A Problem: The logic diagram in section 2 of Lecture 36 for a simple set associative associative memory includes no provisions to determine whether an entry in the memory is valid or invalid. The final paragraph of the notes for lecture 35 assert that we must have some way to invalidate all entries in a cache. Describe how this can be done (it is up to you to determine how best to describe this!)
A Problem: Given a system with 4 CPUs, 4 memories and a crossbar switch, there are two natural places to add cache memories to the system in order to improve its performance.

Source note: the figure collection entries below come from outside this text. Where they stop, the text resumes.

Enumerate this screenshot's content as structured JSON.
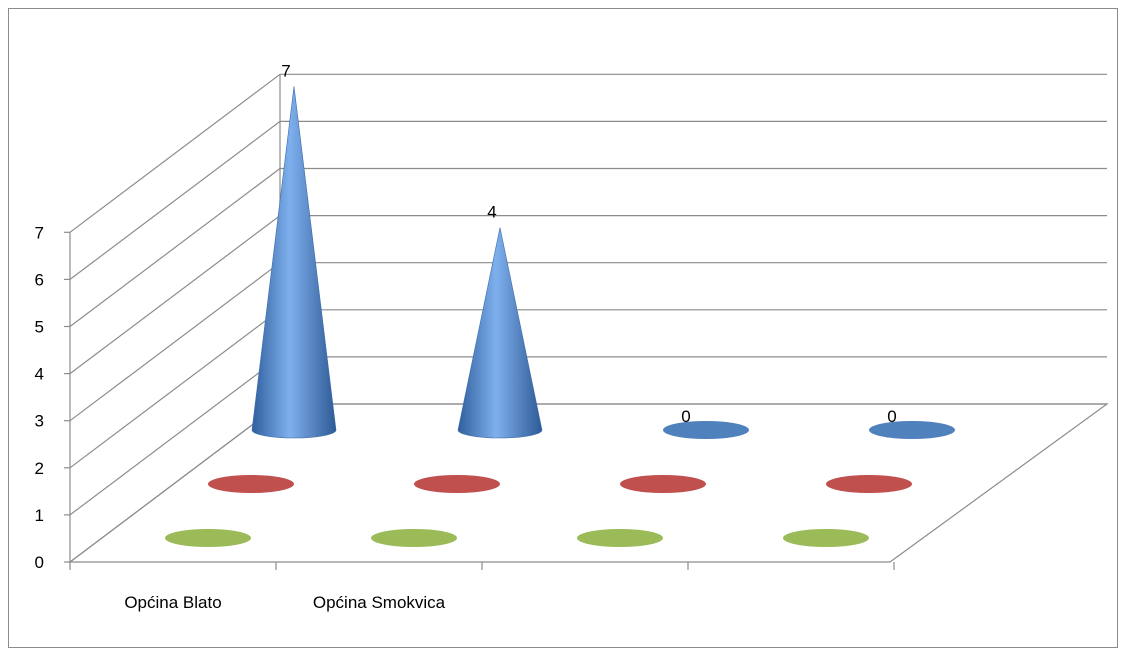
{
  "chart_data": {
    "type": "bar",
    "style": "3d-cone",
    "categories": [
      "Općina Blato",
      "Općina Smokvica",
      "",
      ""
    ],
    "series": [
      {
        "values": [
          7,
          4,
          0,
          0
        ],
        "color": "#4f81bd",
        "data_labels": true
      },
      {
        "values": [
          0,
          0,
          0,
          0
        ],
        "color": "#c0504d",
        "data_labels": false
      },
      {
        "values": [
          0,
          0,
          0,
          0
        ],
        "color": "#9bbb59",
        "data_labels": false
      }
    ],
    "ylim": [
      0,
      7
    ],
    "yticks": [
      "0",
      "1",
      "2",
      "3",
      "4",
      "5",
      "6",
      "7"
    ],
    "grid": true,
    "legend": "none"
  }
}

These are indicated in the following figure:
```
      ?   |_|   |_|  
CPU --c--|   |-|   |-
CPU --a--|___|-|___|-
      c   |_|   |_|  
CPU --h--|   |-|   |-
CPU --e--|___|-|___|-
      ?   | |   | |
         ???cache???
          | |   | |  
          M M   M M
```
In either case, we add 4 caches; in one case, one per CPU, and in the other case, one per memory. Contrast these! What problems does each pose for the cache designer, and what are the potential benefits of each approach.